Loisel, dans son dialogue des avocats, fait mention d’une fameuse cause qui fut plaidée au parlement de Paris par Mrs Boulard & Desombres, & que l’on nomma la cause du te Deum laudamus. Voici le fait tel qu’il est raconté par l’auteur. Un chanoine de Chartres avoit ordonné par son testament qu’on chantât le te Deum en l’église au jour & heure de son enterrement, ce que l’évêque Guillard trouva non seulement nouveau, mais si scandaleux, qu’il lui refusa ce qu’il avoit desiré, ajoutant que c’étoit une hymne de louange & de réjouissance non convenable au service des trépassés. L’avocat du mort soutenoit au contraire qu’il n’y avoit rien que de bon & de pieux dans cette hymne, & pour le prouver, il parcourut tous les versets dont elle est composée, avec de belles recherches & interprétations dont il les orna ; enfin il justifia qu’il contenoit même une priere formelle pour les morts, en ces mots : te ergo quoesumus, famulis tuis subveni, quos pretioso sanguine redemisti. Æternâ fac cum sanctis tuis in gloriâ numerari. Bref, la cause fut si bien plaidée, que le testament & le te Deum ordonné par icelui furent confirmés par arrêt qu’on baptisa du nom de te Deum laudamus.

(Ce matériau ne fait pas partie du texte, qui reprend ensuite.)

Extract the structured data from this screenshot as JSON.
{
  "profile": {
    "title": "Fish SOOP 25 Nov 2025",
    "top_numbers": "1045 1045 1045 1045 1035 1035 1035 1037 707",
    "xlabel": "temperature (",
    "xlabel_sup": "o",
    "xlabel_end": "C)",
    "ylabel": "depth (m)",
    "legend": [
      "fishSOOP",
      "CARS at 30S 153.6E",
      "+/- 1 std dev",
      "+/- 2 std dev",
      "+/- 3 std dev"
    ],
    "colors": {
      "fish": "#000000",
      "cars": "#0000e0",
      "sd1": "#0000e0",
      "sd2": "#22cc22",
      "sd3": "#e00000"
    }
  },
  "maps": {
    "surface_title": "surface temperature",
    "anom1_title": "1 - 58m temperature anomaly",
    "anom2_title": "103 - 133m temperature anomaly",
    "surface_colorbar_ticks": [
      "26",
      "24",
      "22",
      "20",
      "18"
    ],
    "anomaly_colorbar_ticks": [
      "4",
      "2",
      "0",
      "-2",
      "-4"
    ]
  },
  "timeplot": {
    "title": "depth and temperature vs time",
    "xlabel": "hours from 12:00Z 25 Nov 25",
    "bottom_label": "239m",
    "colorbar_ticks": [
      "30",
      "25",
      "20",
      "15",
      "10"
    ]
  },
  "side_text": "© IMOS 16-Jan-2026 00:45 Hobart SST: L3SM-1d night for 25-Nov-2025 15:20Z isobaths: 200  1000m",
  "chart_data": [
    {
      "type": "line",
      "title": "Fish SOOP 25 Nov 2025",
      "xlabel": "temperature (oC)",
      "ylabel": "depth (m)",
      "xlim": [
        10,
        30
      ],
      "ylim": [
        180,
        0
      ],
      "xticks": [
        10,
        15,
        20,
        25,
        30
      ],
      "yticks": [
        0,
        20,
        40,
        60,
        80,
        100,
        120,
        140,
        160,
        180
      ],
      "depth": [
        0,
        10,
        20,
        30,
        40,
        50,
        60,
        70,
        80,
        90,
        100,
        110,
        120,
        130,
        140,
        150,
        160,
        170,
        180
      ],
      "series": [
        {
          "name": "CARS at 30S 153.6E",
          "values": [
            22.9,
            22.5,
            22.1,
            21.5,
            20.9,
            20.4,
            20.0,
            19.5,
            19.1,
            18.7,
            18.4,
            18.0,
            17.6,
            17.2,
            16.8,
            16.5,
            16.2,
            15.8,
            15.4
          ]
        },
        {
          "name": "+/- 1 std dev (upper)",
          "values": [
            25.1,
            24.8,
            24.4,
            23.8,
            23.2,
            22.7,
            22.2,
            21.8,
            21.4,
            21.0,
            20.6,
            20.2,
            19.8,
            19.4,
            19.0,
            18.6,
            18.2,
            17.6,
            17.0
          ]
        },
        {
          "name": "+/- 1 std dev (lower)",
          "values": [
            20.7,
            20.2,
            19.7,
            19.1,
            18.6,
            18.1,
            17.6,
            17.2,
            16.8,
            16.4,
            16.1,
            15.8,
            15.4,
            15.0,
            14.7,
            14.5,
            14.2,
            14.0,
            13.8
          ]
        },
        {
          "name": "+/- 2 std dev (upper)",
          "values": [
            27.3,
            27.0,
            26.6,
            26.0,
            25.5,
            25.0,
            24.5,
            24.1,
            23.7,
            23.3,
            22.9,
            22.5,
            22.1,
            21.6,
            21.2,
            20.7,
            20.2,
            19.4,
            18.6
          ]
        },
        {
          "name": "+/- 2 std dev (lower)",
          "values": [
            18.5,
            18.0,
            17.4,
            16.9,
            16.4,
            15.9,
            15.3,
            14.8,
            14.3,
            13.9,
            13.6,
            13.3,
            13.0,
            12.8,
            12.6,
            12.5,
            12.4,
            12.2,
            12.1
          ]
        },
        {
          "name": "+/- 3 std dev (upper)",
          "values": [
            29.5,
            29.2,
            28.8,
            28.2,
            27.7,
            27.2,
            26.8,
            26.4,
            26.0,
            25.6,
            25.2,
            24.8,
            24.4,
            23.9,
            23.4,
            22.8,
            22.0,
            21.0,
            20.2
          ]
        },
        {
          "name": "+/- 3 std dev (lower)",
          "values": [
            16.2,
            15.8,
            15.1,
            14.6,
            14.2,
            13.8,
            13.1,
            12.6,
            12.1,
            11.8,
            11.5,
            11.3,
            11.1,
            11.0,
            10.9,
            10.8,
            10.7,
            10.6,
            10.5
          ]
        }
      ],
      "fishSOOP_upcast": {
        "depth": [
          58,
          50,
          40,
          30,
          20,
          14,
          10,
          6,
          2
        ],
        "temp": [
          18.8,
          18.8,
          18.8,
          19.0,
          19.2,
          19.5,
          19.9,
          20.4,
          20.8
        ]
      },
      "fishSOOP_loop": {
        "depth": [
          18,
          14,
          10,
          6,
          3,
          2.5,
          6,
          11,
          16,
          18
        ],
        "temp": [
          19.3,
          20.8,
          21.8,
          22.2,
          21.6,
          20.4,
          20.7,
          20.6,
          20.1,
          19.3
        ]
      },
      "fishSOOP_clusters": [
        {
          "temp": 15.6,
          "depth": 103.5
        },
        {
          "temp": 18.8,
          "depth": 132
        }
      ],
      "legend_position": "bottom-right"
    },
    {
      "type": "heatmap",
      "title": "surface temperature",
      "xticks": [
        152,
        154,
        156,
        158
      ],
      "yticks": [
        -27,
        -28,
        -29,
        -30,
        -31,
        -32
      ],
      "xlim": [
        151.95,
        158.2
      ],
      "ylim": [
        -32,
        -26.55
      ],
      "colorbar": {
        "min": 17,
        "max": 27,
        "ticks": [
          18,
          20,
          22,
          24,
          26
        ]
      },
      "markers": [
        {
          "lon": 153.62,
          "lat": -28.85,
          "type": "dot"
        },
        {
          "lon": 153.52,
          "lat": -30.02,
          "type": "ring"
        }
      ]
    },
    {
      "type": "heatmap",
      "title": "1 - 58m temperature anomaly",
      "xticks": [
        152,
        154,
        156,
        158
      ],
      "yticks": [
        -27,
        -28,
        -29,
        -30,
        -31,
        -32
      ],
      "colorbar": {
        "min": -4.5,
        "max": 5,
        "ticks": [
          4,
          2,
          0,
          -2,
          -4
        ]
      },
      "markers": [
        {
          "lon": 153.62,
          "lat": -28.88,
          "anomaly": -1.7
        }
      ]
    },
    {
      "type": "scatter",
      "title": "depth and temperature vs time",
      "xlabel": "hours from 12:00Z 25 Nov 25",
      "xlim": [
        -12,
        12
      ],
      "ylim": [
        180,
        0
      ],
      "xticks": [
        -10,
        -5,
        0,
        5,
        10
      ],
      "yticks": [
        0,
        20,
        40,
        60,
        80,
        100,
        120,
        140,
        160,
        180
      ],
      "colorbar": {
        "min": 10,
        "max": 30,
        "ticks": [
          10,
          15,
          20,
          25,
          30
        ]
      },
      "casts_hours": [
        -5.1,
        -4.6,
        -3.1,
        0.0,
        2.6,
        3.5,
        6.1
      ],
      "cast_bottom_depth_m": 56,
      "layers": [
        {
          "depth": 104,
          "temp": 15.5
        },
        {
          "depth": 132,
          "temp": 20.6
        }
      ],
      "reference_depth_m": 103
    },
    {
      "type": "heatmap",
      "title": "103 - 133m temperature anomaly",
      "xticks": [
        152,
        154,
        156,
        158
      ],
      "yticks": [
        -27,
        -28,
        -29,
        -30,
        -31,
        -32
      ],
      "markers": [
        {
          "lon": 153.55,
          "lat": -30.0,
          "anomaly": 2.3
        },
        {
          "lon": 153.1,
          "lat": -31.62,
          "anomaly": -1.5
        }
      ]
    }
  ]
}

Le te Deum se chante encore extraordinairement en pompe & en cérémonie, pour rendre publiquement graces à Dieu d’une victoire remportée par terre ou par mer ; C’est ce qui fit dire à une dame d’esprit du dernier siecle, que le te Deum des rois étoit le de profundis des particuliers. Un poëte écrivoit dans le même tems à ce sujet :

J’ai vu les nations avides de carnage.
En faire un métier glorieux,
Et des tristes effets de leur funeste rage,
Aller pompeusement rendre graces aux dieux.